Shopify Inc.’s share price jumped in Tuesday trading after the company beat earnings expectations and boosted its full-year forecast.

Shares in the Ottawa-based online shopping platform closed up $22.71, or 8.9 per cent, at $325.75 on the Toronto Stock Exchange.

The boost came after the company, which reports in U.S. dollars, said it had adjusted earnings of $10.3 million US or nine cents per share for the first quarter, while analysts had expected a loss of five cents per share, according to Thomson Reuters Eikon.

Revenue of $320.5 million US was up 50 per cent from the $214.3 million a year ago, and above the $310 million expected by analysts.

“Shopify had a surprisingly strong earnings report,” said analyst Colin Cieszynski at SIA Wealth Management Inc. in a research note.

International expansion

The growth comes as Shopify expands internationally and continues to add merchants as it pushes to increase its offerings in the highly competitive online retail space.

The company launched a TV and film content development and production house that will initially showcase entrepreneurial success stories.

Shopify is also pushing to roll out more seamless international currency transactions and support for more languages.

The company faces increased competition from other online platforms that are adding direct sales options, including Instagram’s limited roll-out in the quarter.

Harley Finkelstein, chief operating officer of Shopify, said on an earnings call that growth in the sector will mean more options for its merchants.

“With every new channel that comes to market, whether it’s a social media platform or a new marketplace, what that does is it makes Shopify more valuable as a retail operating system.”

Retail hardware for online merchants

He said the company also makes sure to have deals in place with other online platforms to capture economic benefits from its merchants selling elsewhere.

“We have economics in place to allow us to grow when our merchants sell more.”

In its push for a single simplified solution the company also recently rolled out a new retail hardware collection including a card reader as well as a dock for the reader and a stand for a tablet.

The added products come as more online merchants look to open physical retail stores, said Shopify CEO Tobi Lutke on the call.

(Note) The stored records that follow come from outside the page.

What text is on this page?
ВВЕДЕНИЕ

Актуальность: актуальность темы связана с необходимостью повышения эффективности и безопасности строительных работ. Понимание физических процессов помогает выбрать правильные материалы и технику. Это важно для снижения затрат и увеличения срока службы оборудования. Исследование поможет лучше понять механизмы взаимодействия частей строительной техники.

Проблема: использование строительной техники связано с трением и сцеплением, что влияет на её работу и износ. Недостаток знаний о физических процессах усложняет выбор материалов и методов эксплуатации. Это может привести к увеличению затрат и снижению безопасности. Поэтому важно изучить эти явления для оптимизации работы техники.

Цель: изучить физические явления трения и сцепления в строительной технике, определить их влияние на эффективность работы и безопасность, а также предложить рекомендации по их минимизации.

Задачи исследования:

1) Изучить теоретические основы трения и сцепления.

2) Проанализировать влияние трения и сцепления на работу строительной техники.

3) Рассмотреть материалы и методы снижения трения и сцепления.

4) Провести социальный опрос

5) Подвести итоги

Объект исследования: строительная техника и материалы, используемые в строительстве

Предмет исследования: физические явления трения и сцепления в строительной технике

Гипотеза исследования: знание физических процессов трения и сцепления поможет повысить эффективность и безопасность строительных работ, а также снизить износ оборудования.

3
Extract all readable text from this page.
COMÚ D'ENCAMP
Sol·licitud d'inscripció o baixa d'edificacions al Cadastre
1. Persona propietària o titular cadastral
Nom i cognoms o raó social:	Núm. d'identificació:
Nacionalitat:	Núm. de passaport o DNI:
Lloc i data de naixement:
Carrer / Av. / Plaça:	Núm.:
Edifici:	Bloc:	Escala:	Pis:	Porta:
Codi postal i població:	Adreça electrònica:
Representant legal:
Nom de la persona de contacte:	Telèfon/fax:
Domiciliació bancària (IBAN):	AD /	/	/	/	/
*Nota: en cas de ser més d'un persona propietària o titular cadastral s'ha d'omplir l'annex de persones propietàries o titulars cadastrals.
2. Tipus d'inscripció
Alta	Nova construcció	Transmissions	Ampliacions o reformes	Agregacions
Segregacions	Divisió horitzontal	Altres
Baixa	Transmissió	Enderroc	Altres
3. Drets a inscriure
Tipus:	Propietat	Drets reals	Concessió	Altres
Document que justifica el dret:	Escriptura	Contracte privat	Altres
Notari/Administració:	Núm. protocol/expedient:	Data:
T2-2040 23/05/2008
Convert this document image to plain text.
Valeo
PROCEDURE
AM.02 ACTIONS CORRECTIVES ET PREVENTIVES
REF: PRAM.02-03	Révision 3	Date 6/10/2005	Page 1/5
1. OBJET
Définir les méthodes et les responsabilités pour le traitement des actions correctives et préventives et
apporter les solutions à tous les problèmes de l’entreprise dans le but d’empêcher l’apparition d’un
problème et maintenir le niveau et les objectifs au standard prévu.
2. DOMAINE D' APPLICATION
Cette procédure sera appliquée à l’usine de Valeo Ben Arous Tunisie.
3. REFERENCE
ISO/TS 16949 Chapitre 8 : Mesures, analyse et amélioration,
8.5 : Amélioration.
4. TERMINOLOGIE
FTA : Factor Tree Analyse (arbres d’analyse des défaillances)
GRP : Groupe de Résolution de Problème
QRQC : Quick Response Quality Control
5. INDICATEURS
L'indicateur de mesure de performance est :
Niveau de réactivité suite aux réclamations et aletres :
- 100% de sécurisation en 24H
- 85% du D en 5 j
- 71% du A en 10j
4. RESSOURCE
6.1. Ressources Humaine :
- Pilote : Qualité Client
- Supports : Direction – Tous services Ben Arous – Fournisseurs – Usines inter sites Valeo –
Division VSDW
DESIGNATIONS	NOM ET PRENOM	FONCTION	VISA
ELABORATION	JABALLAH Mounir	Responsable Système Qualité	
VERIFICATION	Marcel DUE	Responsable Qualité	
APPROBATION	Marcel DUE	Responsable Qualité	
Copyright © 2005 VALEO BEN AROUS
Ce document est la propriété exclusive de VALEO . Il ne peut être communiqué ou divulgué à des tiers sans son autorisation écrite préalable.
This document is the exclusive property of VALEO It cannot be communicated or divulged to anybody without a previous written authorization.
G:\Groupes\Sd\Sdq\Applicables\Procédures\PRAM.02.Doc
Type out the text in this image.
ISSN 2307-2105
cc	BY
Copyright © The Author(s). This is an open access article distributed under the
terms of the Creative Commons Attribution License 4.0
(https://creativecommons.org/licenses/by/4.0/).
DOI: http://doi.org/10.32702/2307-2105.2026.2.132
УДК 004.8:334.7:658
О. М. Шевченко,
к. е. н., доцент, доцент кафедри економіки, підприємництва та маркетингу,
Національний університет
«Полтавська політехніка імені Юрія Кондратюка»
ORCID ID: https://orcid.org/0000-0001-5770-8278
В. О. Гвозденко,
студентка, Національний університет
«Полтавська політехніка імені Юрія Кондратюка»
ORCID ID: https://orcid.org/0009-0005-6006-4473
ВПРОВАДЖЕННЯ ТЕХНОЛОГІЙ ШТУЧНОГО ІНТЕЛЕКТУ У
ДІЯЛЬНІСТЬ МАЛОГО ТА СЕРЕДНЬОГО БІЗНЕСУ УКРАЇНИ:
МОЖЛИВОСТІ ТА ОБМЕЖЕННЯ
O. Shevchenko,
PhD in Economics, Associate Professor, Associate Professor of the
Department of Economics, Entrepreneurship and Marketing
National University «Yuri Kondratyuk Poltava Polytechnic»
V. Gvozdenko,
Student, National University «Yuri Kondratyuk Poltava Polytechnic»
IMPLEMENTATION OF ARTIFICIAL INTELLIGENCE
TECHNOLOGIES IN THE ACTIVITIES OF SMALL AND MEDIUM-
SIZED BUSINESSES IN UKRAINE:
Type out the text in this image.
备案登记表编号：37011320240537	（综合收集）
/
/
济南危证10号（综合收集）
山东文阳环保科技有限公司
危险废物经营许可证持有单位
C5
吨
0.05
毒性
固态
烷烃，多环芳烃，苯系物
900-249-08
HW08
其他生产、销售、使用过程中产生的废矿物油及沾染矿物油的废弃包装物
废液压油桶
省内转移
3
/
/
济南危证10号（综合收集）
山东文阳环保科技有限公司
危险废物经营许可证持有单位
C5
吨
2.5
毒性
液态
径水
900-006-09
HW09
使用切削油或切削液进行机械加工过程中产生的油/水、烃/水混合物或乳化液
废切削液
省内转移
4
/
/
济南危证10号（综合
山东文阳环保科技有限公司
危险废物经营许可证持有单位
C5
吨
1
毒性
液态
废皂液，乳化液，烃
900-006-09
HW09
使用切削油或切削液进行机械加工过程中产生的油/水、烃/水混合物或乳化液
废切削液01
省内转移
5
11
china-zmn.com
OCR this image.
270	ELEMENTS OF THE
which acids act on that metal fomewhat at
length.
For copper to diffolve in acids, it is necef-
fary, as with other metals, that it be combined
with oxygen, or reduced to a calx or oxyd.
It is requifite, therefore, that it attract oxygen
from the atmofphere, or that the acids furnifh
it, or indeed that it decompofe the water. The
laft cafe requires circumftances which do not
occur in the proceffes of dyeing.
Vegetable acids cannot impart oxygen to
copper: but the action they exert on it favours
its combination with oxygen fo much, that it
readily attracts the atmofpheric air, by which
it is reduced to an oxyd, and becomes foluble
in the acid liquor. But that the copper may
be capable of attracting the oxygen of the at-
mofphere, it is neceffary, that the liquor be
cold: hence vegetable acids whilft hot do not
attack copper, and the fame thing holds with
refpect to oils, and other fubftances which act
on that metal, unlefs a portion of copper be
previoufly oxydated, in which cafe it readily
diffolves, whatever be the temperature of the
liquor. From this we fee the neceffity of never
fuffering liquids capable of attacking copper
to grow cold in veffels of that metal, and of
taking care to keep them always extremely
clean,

“Funnily enough, expanding offline, so to speak, expanding to brick and mortars, is starting to look really good from a cost-per-acquisition perspective, so there are lots and lots of reasons that are pushing retailers back to the retail stores.”

He said that as merchants look to sell offline, as well as on an expanding array of platforms, Shopify is well-placed to serve its clients.

“You need a unified system to run a business across multiple channels…this is something which is just enormously complicated unless the software really, really makes this easy.”